Reese. Había escuchado rumores de que su familia lo había repudiado años atrás. Dejó embarazada a una joven y se había negado a casarse con ella. Si se hubiera tratado de una chica como ella, Celia dudaba mucho de que su poderosa y rica familia se hubiera sentido tan desairada. Pero al parecer era una joven de la alta sociedad cuya familia conocía a los Barone, y su negativa había causado un revuelo monumental en su círculo de amistades cuyos ecos habían llegado hasta la localidad de Harwichport, donde la familia tenía una residencia de verano.

Reese. Era ridículo, pero pensar en él todavía le hacía daño. ¿Seguiría teniendo aquellos ojos grises capaces de transformarse en plata o adquirir el color de la tormenta? ¿Llevaría aún el cabello lo suficientemente largo como para que le flotara al viento al navegar?

Pero tal vez la memoria la engañaba y sus ojos fueran en realidad de lo más vulgar. Tal vez lo único que tuviera plateado fuera el cabello. Tal vez aquel cuerpo musculoso y bien formado se hubiera rellenado demasiado. Tal vez.

Daba igual. Reese se había marchado con su barco sin decirle ni una palabra después de que las noticias sobre su próxima paternidad hubieran saltado de Boston a Cape Cod. La había dejado con la certeza de que para él no significaba nada más allá de una aventura de verano. Lo único de lo que pudo alegrarse Celia fue de que no la hubiera dejado embarazada.

Y sin embargo…

Una parte de ella se había lamentado de aquel hecho durante mucho tiempo. Reese no se habría quedado a su lado, pero al menos habría tenido una parte de él a la que agarrarse.

Aquella idea se suavizó cuando se casó con Milo y desapareció por completo al quedarse embarazada y tener a Leo. Lo cierto era que no había olvidado del todo a Reese, pero no había alimentado más deseos de volver a verlo alguna vez.

Bueno, aquél era un asunto discutible. Celia ordenó de nuevo innecesariamente los papeles de su mesa y descolgó el teléfono. Tenía trabajo que hacer.

Treinta minutos más tarde, uno de los jóvenes que trabajaban para ella en el puerto se detuvo bruscamente en la puerta de su despacho.

–¡Tiene que venir a ver esto, señora Papaleo! –exclamó–. Hay un barco de veinticuatro metros de eslora entrando en puerto. Y parece nuevo. Debe de costar una fortuna.

Celia se puso en pie y compuso una mueca parecida a una sonrisa mientras el chico cantaba las alabanzas del yate. La mayoría del personal había trabajado para Milo antes de que ella se hiciera cargo del puesto y no le gustaba nada que la vieran triste.

Se dirigió a la puerta, contenta con la posibilidad de distraerse con algo. El chico tenía tendencia a exagerar, pero sentía curiosidad por ver el yate. Celia se acercó hasta el muelle con los ojos entrecerrados para protegerlos del sol de la mañana.

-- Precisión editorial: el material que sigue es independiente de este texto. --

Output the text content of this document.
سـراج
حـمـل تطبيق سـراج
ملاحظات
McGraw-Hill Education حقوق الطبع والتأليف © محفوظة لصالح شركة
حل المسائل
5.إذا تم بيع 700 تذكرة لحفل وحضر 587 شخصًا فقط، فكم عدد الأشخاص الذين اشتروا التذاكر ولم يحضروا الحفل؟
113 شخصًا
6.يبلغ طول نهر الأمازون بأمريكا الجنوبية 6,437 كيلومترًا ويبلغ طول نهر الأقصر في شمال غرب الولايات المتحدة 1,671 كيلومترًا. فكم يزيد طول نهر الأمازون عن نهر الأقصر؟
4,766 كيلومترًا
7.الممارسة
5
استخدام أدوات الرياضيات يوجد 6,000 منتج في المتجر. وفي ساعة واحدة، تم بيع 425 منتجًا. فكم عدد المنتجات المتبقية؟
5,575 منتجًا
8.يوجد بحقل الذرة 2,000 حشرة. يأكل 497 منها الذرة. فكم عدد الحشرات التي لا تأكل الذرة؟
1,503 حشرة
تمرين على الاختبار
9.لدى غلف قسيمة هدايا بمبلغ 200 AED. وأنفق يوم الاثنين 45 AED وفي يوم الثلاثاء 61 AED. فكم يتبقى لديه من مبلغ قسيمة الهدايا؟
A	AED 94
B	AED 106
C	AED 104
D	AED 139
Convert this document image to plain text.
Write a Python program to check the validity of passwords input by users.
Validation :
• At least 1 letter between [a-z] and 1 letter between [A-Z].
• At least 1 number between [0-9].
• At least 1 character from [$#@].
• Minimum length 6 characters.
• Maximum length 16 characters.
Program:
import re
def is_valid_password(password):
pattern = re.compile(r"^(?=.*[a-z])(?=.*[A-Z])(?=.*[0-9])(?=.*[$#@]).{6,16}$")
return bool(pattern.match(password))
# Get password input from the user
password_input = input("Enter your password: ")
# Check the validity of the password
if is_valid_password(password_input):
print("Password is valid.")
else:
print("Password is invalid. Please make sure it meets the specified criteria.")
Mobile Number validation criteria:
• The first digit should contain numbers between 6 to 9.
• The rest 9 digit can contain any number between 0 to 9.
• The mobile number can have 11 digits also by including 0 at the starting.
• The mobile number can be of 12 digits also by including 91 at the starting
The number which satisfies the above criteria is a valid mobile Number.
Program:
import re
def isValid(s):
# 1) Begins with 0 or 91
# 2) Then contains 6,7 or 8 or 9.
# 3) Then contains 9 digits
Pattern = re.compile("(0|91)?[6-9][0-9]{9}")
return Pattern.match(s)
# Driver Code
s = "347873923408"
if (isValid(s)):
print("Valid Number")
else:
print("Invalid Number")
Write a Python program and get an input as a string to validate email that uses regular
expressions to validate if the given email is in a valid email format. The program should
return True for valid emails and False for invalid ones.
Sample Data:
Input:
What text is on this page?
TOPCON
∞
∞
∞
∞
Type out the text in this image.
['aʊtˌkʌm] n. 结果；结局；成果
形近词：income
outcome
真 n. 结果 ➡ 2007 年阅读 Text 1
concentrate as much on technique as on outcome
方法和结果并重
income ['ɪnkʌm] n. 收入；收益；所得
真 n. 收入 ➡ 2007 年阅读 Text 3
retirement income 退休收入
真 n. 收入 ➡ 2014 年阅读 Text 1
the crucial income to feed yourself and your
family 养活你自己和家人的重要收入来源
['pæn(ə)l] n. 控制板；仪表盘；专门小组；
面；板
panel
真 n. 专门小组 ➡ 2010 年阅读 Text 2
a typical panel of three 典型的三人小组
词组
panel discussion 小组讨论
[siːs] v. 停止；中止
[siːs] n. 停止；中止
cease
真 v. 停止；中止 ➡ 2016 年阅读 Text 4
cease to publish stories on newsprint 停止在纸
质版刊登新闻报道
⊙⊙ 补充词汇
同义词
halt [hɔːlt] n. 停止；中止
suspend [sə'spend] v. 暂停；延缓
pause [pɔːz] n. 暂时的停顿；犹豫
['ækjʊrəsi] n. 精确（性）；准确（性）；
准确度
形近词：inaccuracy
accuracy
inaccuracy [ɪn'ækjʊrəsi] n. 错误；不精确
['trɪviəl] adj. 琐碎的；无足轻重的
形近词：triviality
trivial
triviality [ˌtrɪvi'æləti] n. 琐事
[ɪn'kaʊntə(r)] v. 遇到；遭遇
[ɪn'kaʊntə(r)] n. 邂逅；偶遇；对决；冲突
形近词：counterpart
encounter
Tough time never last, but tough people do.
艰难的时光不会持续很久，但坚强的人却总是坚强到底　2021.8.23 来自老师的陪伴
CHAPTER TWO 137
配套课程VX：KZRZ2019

Al llegar a la zona de los amarres divisó la imponente silueta de la embarcación y observó cómo uno de sus hombres le hacía señas al capitán. Esperó hasta que el yate estuviera amarrado y luego vio cómo un hombre bajaba por la escalera hasta el muelle y cruzaba unas palabras con el marinero, que señaló en dirección a Celia.

El hombre avanzó hacia ella con paso firme. Era alto y fuerte, de hombros anchos, y se movía de una forma que obligaría a cualquier mujer a darse la vuelta para mirarlo dos veces. Su cabello oscuro brillaba bajo la luz del sol.

Y entonces Celia sintió que el corazón se le subía hasta la boca del estómago. El hombre que avanzaba por el muelle era Reese Barone.

Apenas tuvo tiempo de recobrarse y transformar su asombro y su emoción en una actitud profesional. Menos mal que Roma la había avisado de que andaba por la zona.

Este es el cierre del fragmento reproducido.